Frequently asked questions.
- What is an AI-native company?
- An AI-native company is one that leverages AI from the ground up to remove bottlenecks, without the legacy and complexity that comes with decades of running a business. As Truffle's founder describes it, being AI-native is an ongoing posture — even AI product companies have to consciously go 'all in' to lead on the front lines, rather than treating AI as a bolt-on to existing processes.
- How do founders use Claude Code in growth and operations?
- At Lemlist, all product managers run the same dev setup as engineers, with access to the full codebase, and spend most of their day chatting with Claude Code — starting with a workflow they call 'chat with codebase' to understand legacy software. Anchor Browser's team has leveraged Claude Code over the past three to four months to drive growth. This requires leadership to unlock capabilities like cloud code, GitHub MCP access, and the ability to push code to production.
- Should we build, buy, or hire for AI capabilities?
- David Arnoux's framework: buy when the workflow is proven, the team isn't technical, and speed matters — examples include Clay for enrichment, Gamma for decks, and HubSpot AI features. Build when it's a core differentiator with proprietary data and feedback loops, like programmatic SEO or custom ABM automation. Hire only for long-term strategic roles — one AI architect, fractional or full time, not ten prompt engineers. Freelancers can cover the first three to six months.
- Why is leadership sponsorship critical to becoming AI-native?

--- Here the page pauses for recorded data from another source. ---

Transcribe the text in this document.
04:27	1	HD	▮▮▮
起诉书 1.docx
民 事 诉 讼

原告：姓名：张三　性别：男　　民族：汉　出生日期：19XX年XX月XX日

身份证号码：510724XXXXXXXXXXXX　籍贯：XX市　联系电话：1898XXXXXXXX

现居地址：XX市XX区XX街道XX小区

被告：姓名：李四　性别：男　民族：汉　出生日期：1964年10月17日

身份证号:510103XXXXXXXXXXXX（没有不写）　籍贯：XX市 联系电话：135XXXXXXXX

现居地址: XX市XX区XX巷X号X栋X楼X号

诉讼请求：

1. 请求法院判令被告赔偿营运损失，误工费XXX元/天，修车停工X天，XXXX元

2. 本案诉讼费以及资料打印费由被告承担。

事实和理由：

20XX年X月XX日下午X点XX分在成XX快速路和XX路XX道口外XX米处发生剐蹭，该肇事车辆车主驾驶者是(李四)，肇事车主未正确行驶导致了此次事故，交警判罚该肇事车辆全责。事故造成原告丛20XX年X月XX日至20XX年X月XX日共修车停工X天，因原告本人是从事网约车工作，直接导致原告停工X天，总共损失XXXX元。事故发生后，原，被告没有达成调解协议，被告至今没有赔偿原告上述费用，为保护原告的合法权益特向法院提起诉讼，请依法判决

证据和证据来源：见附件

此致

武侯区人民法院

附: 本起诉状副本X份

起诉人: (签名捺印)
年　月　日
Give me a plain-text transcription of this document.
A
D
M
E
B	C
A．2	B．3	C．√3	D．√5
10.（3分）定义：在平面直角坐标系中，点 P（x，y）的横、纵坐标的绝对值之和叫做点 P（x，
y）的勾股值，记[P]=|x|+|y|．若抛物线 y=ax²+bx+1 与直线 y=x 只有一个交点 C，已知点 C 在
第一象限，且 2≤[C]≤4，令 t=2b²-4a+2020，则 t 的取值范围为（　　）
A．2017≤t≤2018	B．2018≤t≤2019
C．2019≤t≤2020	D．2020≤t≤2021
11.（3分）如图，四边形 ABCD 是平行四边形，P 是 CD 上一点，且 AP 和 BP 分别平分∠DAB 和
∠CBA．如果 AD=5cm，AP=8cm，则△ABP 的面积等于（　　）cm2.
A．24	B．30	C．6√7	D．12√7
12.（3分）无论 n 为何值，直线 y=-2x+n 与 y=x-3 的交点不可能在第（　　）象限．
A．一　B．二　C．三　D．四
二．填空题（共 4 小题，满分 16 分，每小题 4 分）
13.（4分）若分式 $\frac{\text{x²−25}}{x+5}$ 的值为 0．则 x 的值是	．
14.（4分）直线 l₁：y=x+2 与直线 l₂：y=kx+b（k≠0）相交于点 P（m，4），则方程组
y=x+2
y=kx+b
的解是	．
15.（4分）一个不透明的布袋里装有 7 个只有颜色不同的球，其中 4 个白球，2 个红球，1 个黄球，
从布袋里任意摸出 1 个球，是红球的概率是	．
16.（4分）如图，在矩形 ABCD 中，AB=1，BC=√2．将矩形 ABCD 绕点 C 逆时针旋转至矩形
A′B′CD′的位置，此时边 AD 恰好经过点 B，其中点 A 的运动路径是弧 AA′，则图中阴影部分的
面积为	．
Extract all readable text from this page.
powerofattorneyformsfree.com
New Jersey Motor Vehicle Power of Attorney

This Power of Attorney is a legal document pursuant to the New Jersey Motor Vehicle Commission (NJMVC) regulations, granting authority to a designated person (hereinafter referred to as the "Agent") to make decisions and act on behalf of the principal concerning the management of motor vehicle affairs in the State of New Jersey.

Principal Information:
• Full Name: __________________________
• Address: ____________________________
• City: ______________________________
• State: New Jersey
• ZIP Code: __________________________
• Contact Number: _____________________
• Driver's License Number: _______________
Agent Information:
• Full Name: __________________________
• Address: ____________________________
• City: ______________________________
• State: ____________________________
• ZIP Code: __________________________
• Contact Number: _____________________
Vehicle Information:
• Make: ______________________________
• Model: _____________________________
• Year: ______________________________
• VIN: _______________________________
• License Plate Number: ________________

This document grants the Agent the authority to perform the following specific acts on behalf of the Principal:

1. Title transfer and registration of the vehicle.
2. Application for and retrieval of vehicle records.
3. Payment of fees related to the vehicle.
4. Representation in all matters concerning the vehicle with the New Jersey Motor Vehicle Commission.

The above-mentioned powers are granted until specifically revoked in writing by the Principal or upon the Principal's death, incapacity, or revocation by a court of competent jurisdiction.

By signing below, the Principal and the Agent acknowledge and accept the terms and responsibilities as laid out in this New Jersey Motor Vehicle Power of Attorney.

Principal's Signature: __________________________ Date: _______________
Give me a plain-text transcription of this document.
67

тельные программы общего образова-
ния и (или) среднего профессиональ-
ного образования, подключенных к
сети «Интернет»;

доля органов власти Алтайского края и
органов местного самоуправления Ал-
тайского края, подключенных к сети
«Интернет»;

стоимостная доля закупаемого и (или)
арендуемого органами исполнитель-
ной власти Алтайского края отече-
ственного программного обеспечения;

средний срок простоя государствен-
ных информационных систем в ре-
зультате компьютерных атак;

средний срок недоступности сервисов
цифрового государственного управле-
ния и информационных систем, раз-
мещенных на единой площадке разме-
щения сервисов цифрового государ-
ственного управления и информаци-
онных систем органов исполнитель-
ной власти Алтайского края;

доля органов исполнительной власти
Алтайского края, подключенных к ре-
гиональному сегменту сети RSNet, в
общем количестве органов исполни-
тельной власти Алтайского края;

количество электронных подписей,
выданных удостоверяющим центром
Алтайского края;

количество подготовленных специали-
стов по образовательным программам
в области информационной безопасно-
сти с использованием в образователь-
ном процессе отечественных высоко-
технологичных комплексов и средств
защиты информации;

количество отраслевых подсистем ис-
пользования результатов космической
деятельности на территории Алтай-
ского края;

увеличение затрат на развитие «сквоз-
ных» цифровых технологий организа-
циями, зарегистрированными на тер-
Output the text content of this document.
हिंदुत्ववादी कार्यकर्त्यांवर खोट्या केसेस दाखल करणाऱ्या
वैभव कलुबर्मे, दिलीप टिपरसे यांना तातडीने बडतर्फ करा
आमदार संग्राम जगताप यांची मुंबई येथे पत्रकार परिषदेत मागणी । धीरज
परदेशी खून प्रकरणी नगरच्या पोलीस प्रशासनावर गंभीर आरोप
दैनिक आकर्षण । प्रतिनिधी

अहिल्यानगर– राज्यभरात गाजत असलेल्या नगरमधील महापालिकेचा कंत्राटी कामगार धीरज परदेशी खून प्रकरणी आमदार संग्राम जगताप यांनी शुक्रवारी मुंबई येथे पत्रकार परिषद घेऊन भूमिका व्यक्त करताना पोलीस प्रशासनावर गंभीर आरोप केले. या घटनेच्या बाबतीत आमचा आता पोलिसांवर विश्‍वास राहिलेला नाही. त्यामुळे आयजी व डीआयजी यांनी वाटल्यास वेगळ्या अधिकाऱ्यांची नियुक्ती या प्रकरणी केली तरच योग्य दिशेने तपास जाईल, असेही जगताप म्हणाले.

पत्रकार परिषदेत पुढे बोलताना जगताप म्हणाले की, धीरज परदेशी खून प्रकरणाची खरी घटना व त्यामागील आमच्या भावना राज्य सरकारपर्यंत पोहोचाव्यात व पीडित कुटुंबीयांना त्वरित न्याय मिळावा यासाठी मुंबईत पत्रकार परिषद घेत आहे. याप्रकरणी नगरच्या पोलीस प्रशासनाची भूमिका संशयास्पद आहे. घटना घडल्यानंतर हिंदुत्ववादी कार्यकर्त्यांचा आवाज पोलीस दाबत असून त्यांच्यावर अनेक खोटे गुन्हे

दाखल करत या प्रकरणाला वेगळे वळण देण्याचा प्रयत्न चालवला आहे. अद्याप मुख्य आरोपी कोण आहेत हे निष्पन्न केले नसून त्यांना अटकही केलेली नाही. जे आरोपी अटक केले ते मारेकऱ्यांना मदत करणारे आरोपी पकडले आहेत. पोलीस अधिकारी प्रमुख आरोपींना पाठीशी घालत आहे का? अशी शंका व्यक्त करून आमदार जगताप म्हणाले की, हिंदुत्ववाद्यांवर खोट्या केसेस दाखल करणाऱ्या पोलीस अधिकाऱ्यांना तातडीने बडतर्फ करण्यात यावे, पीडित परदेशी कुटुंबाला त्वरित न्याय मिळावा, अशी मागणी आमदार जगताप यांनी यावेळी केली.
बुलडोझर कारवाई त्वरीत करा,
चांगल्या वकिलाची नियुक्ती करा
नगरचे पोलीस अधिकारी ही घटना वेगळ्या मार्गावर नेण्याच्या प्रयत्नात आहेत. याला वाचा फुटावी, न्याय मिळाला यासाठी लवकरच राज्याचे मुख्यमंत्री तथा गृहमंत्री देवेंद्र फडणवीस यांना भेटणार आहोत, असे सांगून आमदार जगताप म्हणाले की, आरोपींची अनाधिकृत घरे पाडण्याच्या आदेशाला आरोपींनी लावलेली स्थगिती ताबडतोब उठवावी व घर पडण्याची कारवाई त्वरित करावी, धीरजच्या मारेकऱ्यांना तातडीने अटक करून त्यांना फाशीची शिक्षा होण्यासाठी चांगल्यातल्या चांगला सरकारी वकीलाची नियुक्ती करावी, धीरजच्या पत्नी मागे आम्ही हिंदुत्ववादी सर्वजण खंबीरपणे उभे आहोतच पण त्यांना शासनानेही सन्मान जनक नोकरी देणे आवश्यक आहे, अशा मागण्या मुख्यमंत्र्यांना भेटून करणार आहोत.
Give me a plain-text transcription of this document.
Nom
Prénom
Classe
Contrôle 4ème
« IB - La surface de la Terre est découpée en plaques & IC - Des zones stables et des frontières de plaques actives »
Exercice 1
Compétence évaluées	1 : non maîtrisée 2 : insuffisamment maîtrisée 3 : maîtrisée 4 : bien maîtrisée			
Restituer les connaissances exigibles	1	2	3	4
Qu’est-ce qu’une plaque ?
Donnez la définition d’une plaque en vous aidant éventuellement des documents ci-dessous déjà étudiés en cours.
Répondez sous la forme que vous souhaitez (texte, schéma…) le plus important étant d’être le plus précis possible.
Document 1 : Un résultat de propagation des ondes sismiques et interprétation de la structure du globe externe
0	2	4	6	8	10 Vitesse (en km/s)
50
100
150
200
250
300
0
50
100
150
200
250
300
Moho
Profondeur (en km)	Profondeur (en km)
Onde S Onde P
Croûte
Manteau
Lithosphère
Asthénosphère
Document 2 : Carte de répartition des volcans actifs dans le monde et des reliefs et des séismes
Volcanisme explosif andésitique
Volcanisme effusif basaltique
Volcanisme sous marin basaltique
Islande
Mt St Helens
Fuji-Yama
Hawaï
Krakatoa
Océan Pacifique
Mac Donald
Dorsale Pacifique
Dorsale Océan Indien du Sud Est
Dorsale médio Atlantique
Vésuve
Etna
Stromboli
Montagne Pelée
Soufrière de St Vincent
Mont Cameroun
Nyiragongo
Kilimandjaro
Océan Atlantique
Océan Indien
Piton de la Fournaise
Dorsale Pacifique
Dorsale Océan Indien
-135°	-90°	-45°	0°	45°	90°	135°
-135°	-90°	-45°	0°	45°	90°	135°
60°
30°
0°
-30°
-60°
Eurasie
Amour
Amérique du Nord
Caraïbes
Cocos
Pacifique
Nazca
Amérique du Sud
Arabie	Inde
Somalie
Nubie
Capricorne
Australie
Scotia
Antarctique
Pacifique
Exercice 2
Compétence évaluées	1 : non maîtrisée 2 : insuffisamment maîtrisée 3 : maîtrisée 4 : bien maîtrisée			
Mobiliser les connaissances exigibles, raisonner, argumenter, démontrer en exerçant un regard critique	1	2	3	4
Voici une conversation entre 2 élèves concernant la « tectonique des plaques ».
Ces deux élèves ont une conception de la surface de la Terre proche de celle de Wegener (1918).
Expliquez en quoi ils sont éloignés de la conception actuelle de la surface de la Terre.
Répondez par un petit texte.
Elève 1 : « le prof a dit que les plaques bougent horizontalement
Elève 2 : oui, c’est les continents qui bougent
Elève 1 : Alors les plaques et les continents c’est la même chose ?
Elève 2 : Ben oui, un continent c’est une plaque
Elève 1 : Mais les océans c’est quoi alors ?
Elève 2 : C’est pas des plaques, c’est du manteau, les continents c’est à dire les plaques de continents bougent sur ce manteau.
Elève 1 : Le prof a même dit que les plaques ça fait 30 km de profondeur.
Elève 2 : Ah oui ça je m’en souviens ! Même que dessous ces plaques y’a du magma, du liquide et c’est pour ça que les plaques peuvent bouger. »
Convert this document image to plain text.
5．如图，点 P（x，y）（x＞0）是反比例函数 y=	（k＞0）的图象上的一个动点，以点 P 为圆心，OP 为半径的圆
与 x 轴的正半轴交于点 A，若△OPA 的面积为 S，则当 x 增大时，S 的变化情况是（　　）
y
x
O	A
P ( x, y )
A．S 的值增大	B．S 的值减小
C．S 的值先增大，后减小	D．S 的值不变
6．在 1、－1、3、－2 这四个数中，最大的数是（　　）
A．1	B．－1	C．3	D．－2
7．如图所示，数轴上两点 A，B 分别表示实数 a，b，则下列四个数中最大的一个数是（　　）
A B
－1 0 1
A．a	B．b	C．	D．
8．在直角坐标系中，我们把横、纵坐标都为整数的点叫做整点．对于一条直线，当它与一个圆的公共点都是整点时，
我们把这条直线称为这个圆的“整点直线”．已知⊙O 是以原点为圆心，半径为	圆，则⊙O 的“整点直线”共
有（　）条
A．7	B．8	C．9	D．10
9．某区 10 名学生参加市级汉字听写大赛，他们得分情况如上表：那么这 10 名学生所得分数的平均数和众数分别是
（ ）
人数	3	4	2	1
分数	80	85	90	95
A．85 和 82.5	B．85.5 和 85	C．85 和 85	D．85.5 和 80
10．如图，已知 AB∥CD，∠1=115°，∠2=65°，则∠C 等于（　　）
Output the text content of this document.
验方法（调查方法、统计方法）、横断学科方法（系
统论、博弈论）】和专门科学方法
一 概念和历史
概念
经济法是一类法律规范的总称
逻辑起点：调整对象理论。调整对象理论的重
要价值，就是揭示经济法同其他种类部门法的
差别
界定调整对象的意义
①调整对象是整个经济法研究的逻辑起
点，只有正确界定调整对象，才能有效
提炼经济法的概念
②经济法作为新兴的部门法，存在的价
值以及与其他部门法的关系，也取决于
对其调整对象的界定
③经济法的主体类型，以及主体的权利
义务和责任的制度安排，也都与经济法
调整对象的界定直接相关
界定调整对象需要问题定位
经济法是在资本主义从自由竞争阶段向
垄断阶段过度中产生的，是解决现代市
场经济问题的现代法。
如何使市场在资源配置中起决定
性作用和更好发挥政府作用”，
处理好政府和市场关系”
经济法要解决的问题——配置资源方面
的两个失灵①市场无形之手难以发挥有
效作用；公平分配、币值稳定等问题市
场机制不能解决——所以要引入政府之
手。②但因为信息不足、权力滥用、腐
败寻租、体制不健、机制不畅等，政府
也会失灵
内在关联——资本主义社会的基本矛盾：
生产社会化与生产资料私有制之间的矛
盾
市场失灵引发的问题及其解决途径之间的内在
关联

- Because adopting AI isn't a tooling problem — it's a people and organization question. At Lemlist, leadership deliberately created the conditions for teams to work differently, which required changing entrenched habits and processes and absorbing friction. Without that top-level sponsorship, the shift isn't possible. Truffle's Sean reinforces this: there has to be a 'lead from the front,' otherwise organizations end up using AI just to 'check my email.'
- How should companies start experimenting with AI?
- Abraham Gomez of Google recommends treating AI development as an experiment rather than a KPI hit — the goal is for the company not to be scared of AI. Start small: testing how AI handles your own documents is a five-minute exercise you can repeat every two months to see how the models improve. Also build a harness around the LLM and your team: plan deeply, surround them with the right context, and monitor the feedback loop.
- Does the AI-native advantage apply to every industry?
- Not equally. VanMoof's Eliott Wertheimer describes a 'ladder of complexity': at the lower end, it's easier to outsource most of the work to supportive AI in a small team, so competition shifts to brand and specific use cases. At higher complexity — deeply integrated hardware combining industrial design, electromechanical components, power electronics, and connected back-end services — a talented engineering team still differentiates, and that advantage is likely to persist.